The Kurds have bent but not broke. The Syrian Observatory for Human Rights reports that ISIS controls about 40% of the town, including the militia’s headquarters. But a combination of US air strikes and intelligent defense by the Kurds have stymied the IS army, calling into question its “invincibility.”
Indeed, the propaganda importance of the town has now outstripped its strategic value. Islamic State has invested so much time and effort in trying to capture Kobani, that nothing short of total victory will allow it to maintain its reputation among jihadists.
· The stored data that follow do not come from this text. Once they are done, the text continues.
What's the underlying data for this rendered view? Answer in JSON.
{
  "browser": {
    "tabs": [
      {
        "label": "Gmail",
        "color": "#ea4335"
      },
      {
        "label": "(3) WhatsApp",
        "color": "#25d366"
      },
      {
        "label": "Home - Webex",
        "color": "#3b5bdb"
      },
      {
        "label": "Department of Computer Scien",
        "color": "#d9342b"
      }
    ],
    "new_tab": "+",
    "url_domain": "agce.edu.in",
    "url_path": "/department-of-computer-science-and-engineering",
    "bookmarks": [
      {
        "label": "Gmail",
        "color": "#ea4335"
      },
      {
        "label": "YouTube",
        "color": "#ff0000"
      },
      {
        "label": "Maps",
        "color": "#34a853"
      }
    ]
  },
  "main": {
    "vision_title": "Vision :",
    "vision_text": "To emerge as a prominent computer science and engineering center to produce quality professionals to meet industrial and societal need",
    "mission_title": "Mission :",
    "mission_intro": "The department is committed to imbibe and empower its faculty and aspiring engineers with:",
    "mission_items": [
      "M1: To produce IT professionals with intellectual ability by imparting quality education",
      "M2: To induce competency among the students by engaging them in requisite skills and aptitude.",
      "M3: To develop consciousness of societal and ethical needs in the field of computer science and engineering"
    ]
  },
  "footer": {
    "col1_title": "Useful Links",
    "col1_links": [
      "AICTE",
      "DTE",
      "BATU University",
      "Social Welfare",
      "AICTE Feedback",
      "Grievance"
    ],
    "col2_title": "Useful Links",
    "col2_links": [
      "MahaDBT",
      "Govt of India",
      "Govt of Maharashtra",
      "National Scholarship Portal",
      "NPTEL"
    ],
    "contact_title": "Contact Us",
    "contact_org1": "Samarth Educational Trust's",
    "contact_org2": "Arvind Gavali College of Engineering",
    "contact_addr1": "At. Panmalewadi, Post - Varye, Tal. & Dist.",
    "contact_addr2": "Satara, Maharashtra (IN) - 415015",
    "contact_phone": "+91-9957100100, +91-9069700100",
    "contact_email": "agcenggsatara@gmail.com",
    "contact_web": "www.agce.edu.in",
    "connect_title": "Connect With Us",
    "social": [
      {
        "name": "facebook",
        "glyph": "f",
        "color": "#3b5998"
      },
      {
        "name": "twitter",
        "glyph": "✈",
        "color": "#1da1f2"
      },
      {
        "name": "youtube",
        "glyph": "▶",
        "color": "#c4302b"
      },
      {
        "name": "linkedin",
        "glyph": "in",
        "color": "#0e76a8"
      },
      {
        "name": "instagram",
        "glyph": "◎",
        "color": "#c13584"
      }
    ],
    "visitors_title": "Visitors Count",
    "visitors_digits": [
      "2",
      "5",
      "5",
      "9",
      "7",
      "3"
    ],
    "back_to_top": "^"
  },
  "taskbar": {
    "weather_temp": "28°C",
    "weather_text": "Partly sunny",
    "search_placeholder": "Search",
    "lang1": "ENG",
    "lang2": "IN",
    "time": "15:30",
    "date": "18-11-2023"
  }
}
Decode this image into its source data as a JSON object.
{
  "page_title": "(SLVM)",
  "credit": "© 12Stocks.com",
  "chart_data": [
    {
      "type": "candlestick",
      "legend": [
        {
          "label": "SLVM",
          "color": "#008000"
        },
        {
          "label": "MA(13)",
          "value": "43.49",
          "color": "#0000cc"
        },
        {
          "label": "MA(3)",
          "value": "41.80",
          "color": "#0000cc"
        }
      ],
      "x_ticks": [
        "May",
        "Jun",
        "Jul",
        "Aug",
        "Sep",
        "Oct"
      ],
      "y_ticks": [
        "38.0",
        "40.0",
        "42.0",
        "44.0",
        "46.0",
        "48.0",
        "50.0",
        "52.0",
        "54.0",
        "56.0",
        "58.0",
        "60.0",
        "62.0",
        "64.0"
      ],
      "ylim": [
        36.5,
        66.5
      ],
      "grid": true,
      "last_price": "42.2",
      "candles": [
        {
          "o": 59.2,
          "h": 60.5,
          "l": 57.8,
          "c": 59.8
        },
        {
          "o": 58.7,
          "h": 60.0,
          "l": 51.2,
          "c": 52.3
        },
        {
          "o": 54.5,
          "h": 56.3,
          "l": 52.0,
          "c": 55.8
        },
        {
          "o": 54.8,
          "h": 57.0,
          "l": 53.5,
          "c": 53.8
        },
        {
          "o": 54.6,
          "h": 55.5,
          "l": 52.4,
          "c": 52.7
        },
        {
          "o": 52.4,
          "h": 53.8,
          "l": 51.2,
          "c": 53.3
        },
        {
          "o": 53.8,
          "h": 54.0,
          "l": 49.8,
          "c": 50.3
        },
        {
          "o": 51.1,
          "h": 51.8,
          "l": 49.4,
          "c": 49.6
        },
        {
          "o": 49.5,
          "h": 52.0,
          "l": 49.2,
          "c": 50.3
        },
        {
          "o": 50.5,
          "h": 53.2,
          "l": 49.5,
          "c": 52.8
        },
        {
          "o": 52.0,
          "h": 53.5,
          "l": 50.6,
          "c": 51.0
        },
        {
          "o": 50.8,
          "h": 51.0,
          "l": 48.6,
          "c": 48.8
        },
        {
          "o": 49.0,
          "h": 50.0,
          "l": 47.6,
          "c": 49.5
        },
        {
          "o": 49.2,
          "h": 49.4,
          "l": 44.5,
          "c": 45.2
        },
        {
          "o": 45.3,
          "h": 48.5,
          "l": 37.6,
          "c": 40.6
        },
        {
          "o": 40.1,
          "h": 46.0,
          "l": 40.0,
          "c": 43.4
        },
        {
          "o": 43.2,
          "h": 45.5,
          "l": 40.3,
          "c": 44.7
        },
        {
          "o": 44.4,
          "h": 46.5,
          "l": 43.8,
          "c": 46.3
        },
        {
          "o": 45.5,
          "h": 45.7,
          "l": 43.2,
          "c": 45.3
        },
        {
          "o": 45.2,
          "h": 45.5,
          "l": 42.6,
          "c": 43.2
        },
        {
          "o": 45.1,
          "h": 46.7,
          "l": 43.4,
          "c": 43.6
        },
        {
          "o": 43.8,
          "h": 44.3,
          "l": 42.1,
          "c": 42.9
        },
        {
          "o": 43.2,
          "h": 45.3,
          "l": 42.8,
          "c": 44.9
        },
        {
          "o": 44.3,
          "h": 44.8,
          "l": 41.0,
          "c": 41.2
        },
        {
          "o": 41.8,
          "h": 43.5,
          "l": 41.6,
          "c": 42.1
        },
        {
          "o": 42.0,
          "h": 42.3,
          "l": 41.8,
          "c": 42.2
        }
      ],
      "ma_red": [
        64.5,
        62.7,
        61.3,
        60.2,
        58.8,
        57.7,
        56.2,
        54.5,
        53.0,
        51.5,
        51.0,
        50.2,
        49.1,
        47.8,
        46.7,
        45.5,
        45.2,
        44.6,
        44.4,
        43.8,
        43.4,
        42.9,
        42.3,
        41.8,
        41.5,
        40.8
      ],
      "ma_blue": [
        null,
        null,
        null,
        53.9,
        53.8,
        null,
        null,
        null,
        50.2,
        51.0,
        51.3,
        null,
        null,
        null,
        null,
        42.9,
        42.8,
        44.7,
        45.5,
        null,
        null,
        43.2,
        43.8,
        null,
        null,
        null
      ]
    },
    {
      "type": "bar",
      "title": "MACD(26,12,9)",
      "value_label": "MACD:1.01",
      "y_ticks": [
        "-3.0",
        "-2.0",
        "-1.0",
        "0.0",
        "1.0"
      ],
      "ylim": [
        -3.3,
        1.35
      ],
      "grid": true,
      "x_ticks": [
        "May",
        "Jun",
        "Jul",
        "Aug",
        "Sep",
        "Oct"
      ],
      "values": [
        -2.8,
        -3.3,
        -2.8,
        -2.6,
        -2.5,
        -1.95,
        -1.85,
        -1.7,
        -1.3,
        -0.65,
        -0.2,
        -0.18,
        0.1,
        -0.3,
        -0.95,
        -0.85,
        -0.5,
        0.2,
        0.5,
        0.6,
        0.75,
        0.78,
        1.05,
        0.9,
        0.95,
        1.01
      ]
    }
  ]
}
To that end, they are pouring reinforcements into the fight, hoping for a quick end to the campaign.
The Islamic State group poured in reinforcements Sunday for its nearly month-long siege of Kobane as the Syrian town’s Kurdish defenders kept up their high-profile resistance.
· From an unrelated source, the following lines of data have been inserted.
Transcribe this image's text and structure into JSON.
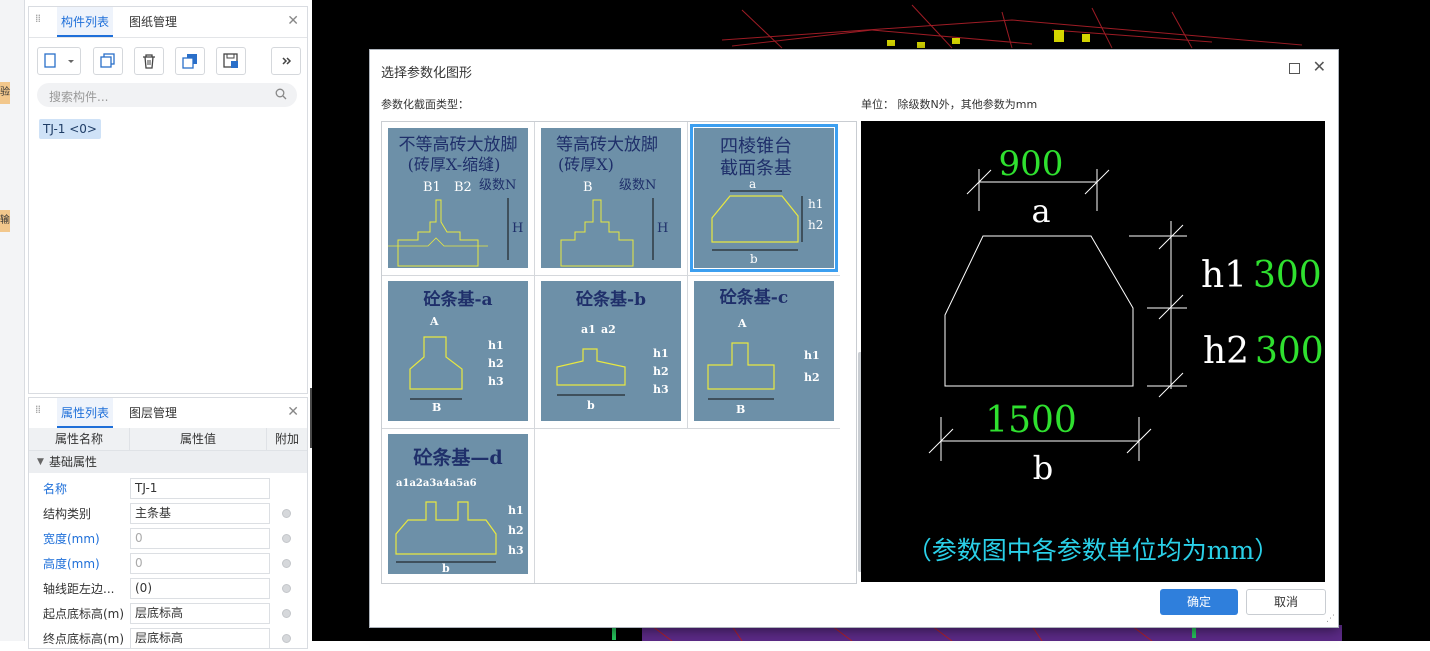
{
  "left_strip": {
    "marks": [
      "验",
      "输"
    ]
  },
  "component_panel": {
    "tabs": [
      "构件列表",
      "图纸管理"
    ],
    "search_placeholder": "搜索构件...",
    "items": [
      "TJ-1 <0>"
    ],
    "toolbar_icons": [
      "new-icon",
      "copy-icon",
      "delete-icon",
      "duplicate-floor-icon",
      "save-icon",
      "more-icon"
    ]
  },
  "property_panel": {
    "tabs": [
      "属性列表",
      "图层管理"
    ],
    "columns": [
      "属性名称",
      "属性值",
      "附加"
    ],
    "group": "基础属性",
    "rows": [
      {
        "name": "名称",
        "value": "TJ-1",
        "blue": true,
        "extra": false
      },
      {
        "name": "结构类别",
        "value": "主条基",
        "blue": false,
        "extra": true
      },
      {
        "name": "宽度(mm)",
        "value": "0",
        "blue": true,
        "extra": true
      },
      {
        "name": "高度(mm)",
        "value": "0",
        "blue": true,
        "extra": true
      },
      {
        "name": "轴线距左边...",
        "value": "(0)",
        "blue": false,
        "extra": true
      },
      {
        "name": "起点底标高(m)",
        "value": "层底标高",
        "blue": false,
        "extra": true
      },
      {
        "name": "终点底标高(m)",
        "value": "层底标高",
        "blue": false,
        "extra": true
      }
    ]
  },
  "dialog": {
    "title": "选择参数化图形",
    "left_label": "参数化截面类型：",
    "right_label": "单位：  除级数N外，其他参数为mm",
    "ok": "确定",
    "cancel": "取消",
    "shapes": [
      {
        "title1": "不等高砖大放脚",
        "title2": "(砖厚X-缩缝)",
        "labels": [
          "B1",
          "B2",
          "级数N",
          "H"
        ],
        "selected": false
      },
      {
        "title1": "等高砖大放脚",
        "title2": "(砖厚X)",
        "labels": [
          "B",
          "级数N",
          "H"
        ],
        "selected": false
      },
      {
        "title1": "四棱锥台",
        "title2": "截面条基",
        "labels": [
          "a",
          "h1",
          "h2",
          "b"
        ],
        "selected": true
      },
      {
        "title1": "砼条基-a",
        "title2": "",
        "labels": [
          "A",
          "h1",
          "h2",
          "h3",
          "B"
        ],
        "selected": false
      },
      {
        "title1": "砼条基-b",
        "title2": "",
        "labels": [
          "a1",
          "a2",
          "h1",
          "h2",
          "h3",
          "b"
        ],
        "selected": false
      },
      {
        "title1": "砼条基-c",
        "title2": "",
        "labels": [
          "A",
          "h1",
          "h2",
          "B"
        ],
        "selected": false
      },
      {
        "title1": "砼条基—d",
        "title2": "",
        "labels": [
          "a1a2a3a4a5a6",
          "h1",
          "h2",
          "h3",
          "b"
        ],
        "selected": false
      }
    ],
    "preview": {
      "a_value": "900",
      "a_label": "a",
      "h1_label": "h1",
      "h1_value": "300",
      "h2_label": "h2",
      "h2_value": "300",
      "b_value": "1500",
      "b_label": "b",
      "note": "（参数图中各参数单位均为mm）"
    }
  }
}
IS has sustained serious losses in the battle for the town despite their superior armour, with at least 36 of its fighters killed on Saturday alone, the Syrian Observatory for Human Rights reported.
With the world’s press massed just across the nearby border with Turkey, the fight for the town has become one the jihadists cannot afford to lose, the Britain-based monitoring group said.
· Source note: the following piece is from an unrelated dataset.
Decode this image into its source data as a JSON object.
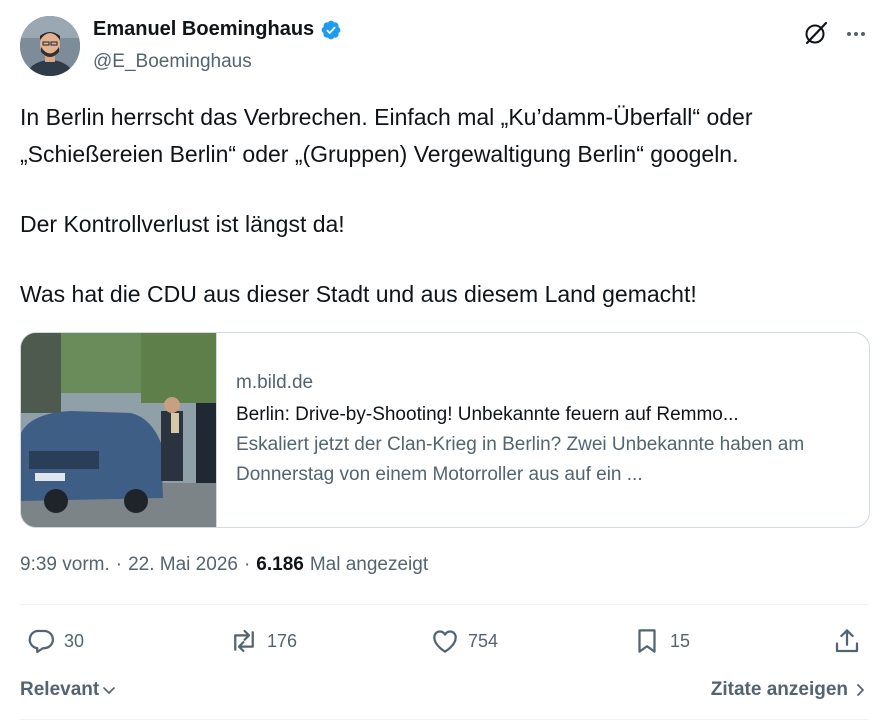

“It’s a decisive battle for them,” Observatory director Rami Abdel Rahman told AFP.
“If they don’t pull it off, it will damage their image among jihadists around the world.”
Abdel Rahman said that IS was sending additional fighters from other areas it controls in Syria, including its Euphrates Valley stronghold of Raqa, after its Friday capture of the Kurdish command headquarters in Kobane failed to deliver a decisive blow.
“They are sending fighters without much combat experience,” said Abdel Rahman, whose group has a wide network of sources inside Syria.
“They are attacking on multiple fronts but they keep being repulsed, then countering and being pushed back again.”
The Kurds doing the pushing are led by a woman fighter.
A Kurdish woman fighter is leading the battle against Islamic State jihadists in the Syrian battleground town of Kobane, a monitoring group and activists said Sunday.
“Mayssa Abdo, known by the nom-de-guerre of Narin Afrin, is commanding the YPG in Kobane along with Mahmud Barkhodan,” Syrian Observatory for Human Rights head Rami Abdel Rahman told AFP.
The secular and left-leaning Kurdish People’s Protection Units (YPG) group has been defending Kobane, on the border with Turkey, since Islamic State (IS) fighters launched an assault on September 16.
The group, the de facto army of the Kurdish regions of north and northeast Syria, is the armed wing of the powerful Kurdish Democratic Union Party (PYD).
As is the custom for Kurdish fighters, Mayssa, 40, uses a pseudonym, with hers coming from the Afrin region where she was born that is located like Kobane in Aleppo province.
“Those who know her say she is cultivated, intelligent and phlegmatic,” said Mustefa Ebdi, a Kurdish activist from Kobane.
“She cares for the mental state of the fighters and takes interest in their problems,” he said.
She must be doing something right given the heroic defense her people are conducting.
In Iraq, things aren’t going very well. The US air dropped tons of supplies to Iraqi army units protecting an oil refinery south of Mosul. IS forces have cut them off by taking the surrounding towns and villages, so at the request of the Iraqi government, the we air dropped food, water, and ammunition.
And the psychological war by ISIS continues as well. Car bombs targeting Kurds in the north killed 26 and the Anbar police chief was assassinated. IS is softening up the civilian population of Baghdad as they are within 8 miles of the Baghdad airport.
That IS continues to advance in Syria and Iraq shows that US policy is fraying. The fall of Kobani could unravel it entirely, exposing the futility of the administration’s plans.